The Bandit is telling a number of fairy stories in his attempt to steal away Social Security.
 

bulletHe says ordinary citizens might actually have some money left over in Social Security which could be given to heirs. This assumes Social Security benefits aren't needed by the pensioner.
bulletSocial Security recipients might actually get more money by investing it in stocks and bonds, than they would get from the existing program. This increase would occur despite a 40% or more cut in the basic Social Security payments.

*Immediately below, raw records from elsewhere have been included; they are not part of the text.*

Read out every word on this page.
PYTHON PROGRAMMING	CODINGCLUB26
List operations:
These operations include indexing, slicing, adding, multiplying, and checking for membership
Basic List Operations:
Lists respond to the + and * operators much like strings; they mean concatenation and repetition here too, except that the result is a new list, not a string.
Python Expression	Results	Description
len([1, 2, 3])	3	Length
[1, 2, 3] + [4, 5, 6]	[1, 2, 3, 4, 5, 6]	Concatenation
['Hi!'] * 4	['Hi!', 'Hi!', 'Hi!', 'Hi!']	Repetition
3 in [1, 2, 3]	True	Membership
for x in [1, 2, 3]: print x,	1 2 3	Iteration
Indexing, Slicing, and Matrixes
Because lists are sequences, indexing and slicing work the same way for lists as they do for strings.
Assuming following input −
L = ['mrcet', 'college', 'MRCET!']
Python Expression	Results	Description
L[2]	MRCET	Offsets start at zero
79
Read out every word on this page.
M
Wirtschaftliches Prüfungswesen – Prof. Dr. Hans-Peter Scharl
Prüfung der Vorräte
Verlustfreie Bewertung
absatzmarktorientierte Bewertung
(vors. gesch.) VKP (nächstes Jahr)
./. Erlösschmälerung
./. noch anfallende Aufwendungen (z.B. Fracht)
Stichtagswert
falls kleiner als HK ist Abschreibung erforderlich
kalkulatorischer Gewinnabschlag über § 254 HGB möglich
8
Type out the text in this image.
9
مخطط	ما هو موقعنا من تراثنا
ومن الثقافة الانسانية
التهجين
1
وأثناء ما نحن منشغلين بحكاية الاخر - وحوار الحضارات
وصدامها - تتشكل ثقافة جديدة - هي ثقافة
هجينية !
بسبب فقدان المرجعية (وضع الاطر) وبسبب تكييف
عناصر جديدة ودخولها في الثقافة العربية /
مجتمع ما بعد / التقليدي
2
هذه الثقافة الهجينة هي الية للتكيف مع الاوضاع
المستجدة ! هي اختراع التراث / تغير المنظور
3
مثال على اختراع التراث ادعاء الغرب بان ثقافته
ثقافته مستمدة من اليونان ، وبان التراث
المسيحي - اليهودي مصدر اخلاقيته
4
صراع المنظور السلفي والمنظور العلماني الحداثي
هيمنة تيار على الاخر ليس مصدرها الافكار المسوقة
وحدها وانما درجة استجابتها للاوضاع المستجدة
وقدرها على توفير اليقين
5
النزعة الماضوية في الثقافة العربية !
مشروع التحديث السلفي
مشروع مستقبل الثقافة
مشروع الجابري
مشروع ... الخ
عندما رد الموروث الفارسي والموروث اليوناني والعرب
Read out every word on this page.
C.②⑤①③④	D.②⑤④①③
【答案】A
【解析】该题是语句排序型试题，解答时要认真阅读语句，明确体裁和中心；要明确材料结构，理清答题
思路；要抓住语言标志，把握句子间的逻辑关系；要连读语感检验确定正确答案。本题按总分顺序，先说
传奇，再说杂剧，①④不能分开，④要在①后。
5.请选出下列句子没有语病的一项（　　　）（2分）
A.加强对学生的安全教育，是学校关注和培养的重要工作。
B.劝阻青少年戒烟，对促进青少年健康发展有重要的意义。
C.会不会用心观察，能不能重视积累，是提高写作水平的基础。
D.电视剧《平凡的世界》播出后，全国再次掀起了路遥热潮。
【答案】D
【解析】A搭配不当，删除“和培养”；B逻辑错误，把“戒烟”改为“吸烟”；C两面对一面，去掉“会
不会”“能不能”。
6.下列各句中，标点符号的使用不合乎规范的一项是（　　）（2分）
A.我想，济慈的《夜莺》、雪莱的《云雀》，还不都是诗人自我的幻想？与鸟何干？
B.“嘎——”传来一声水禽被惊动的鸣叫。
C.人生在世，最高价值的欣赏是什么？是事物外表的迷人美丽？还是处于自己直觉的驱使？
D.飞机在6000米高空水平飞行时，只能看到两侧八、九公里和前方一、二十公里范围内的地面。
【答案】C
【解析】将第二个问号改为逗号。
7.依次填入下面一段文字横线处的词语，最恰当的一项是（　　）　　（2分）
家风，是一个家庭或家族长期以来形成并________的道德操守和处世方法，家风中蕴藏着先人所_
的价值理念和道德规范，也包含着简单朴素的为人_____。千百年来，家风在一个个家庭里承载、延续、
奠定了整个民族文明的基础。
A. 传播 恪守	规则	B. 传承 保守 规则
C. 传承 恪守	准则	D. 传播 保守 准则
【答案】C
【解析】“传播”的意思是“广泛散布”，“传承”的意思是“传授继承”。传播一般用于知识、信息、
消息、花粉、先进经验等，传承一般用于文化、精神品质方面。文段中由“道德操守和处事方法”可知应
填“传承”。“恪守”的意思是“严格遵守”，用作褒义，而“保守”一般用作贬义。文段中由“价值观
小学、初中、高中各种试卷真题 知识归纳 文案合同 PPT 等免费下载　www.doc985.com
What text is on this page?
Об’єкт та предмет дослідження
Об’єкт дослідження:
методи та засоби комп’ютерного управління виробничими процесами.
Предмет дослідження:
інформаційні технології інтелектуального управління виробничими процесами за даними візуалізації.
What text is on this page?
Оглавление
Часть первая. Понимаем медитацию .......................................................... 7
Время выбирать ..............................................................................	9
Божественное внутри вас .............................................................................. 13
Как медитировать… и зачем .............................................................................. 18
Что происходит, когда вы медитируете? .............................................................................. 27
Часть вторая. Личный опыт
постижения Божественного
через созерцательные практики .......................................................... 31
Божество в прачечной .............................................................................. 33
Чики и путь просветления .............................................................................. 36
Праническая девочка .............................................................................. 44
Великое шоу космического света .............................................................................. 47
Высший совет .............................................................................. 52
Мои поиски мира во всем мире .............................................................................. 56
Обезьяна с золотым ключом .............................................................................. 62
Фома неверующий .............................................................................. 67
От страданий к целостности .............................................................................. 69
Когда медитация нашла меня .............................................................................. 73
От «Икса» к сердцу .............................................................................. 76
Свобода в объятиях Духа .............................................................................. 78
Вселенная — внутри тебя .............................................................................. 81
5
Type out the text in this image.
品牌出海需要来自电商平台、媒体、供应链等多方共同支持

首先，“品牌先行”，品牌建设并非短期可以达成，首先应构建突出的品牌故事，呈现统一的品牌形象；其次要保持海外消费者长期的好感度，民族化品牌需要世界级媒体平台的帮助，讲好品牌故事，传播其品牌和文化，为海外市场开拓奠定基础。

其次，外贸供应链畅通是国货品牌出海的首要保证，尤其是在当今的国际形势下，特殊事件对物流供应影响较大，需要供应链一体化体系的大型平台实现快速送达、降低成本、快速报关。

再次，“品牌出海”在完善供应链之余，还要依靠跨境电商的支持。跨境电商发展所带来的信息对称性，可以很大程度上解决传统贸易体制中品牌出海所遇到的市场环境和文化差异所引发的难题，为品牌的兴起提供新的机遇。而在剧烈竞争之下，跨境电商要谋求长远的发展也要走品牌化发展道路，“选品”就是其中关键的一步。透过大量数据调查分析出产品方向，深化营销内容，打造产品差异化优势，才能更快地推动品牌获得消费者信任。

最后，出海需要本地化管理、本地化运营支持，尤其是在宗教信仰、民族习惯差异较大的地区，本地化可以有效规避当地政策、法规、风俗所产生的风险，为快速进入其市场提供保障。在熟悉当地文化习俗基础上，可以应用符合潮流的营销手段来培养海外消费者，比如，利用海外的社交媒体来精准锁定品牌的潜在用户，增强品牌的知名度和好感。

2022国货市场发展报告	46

The basic intent of those stories is to make people feel they will be the lucky winners in the great game of life. That's an easy dream at age 21, a lot harder after age 50. The dream story is that I will be successful and rich, I will make good investments that pay off handsomely, and I will reward my successors generously (who will thus recognize me as a great man).
 

The dream sidesteps the facts. Today, 1/3 of the 44 million or so Social Security recipients live in poverty. Fully 1/2 of all recipients rely on Social Secuirty as their sole source of income. While about 1/3 of Social Security recipients age 65-70 are farily well off (household incomes above $35,000), less than 10% of Social Security recipients leave any significant estate at death. Without Social Security, over 80% of the elderly would be in poverty.
 

The dream also sidesteps the erratic performance of stocks and bonds over the years (cf Mandelbrot, The (mis)Behavior of Markets). The Bandit would also make us forget the full faith and credit of the United States government. The Bandit's spell makes the government and human folly disappear from the living of life.
 

The dream ignores all those facts, because the dreamer wants to ignore all those discouraging facts. The spellmaker - our Bandit magician - tells a dreamy story so that ambitious, cocky youths will not perceive the facts. Goebbels did the same favor for Hitler, inventing the myth of Hitler youth and the Aryan race which hypnotized German children.
 

Another fantasy is the story of Ronald Reagan's magic. There was Reagan's famous incantation, "Mr Gorbachev, tear down thse walls," after which the walls obliged by coming apart. This modern miracle was preceded by the ruin of Jericho, caused by Joshua's trumpet. The similarity of the two events has not gone unnoticed by those who worship Saint Reagan.
 


I am a notorious unbeliever, so I am disinclined to put much faith in fairy tales. I do, however, enjoy them as much as the next child. For example, I particularly liked Dr Seuss' fable of the critters colored black and white, or was it white and black, with or without stripes and polka dots. At least, Dr Seuss had something to say that bears on our real world. I also took Cervantes' novel, Don Quixote, to have deep moral and personal significance when I read it. Even the Chinese bawdy tale, The Golden Lotus, is intensely instructive about our world.

But, Bandit tales are just tawdry Big Lies.